Endoscopic Assessment of the Intestinal Mucosa
The grade of intestinal inflammation was assessed by the physician performing the endoscopy (study A) and registered in an Ulcerative Colitis Endoscopic Index of Severity (UCEIS) (25). Each segment of the colon was assessed according to predefined segments and the final score represents the most affected area of the colon (range 0–8).
Clinical symptoms were scored using the Pediatric Ulcerative Colitis Activity Index (PUCAI) (26) either by the study investigator (study A) or the patient (study B). CD patients in study B registered symptoms in the abbreviated Pediatric Crohn's Disease Activity Index (aPCDAI) (27). PUCAI range 0 to 85 points and disease activity was categorized as none (<10), mild (10–34), moderate (35–64), and severe (>64) disease activity. aPCDAI range 0 to 60 points and was categorized as none (<10), mild (10–15), moderate (16–25), and severe (>25) disease activity. Demographics, diagnosis (IBD and non-IBD inflammatory conditions), and possible presence of ongoing infections (bacteria, virus or parasites) were collected from participants’ medical records.

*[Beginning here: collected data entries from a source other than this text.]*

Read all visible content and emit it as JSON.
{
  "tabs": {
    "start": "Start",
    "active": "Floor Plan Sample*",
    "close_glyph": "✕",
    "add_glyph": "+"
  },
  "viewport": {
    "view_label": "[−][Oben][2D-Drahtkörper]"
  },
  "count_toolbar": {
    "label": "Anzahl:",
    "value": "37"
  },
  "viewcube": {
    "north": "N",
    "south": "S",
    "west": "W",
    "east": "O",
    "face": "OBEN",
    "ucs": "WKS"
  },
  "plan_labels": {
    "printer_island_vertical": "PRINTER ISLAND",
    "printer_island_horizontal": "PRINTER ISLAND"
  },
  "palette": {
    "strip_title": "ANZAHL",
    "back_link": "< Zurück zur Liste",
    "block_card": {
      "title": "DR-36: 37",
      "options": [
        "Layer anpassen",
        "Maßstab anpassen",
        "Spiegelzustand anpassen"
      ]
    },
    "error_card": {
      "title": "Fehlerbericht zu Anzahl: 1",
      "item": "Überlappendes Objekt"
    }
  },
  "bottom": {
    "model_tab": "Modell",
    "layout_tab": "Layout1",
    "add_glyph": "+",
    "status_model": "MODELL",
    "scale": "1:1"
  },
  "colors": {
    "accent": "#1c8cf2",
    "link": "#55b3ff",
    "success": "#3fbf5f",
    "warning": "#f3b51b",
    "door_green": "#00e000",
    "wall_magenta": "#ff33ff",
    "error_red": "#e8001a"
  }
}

Descriptive characteristics were presented as median and range for continuous variables and frequencies and percentages for categorical variables. According to the nonparametric distribution of data, scatter plots and Spearman correlation coefficients were used to investigate the correlation between SC and disease parameters (UCEIS, symptom score, FC, and CRP) in data from study A.
Data from study B were collected at consecutive treatments with a maximum of 14 days between the SC and FC, symptoms, and CRP. Linear Mixed Effect Model (MEM) was used to analyze the association between SC and disease parameters (FC, symptom score, CRP) in the repetitive data. The MEM model included a random intercept for subjects with a correlation between measures specified by a first order autocorrelation structure.
The role of FC in relation to UCEIS and symptom scores was illuminated by Spearman correlations between FC and UCEIS and PUCAI in data from study A and by MEM to analyze the association between FC and symptom score on data from study B. P-values < 0.05 were considered as significant. Statistical analyses were performed using SAS Enterprise Guide 9.4 and the statistical computing program R 3.2.2. R Core Team 2015.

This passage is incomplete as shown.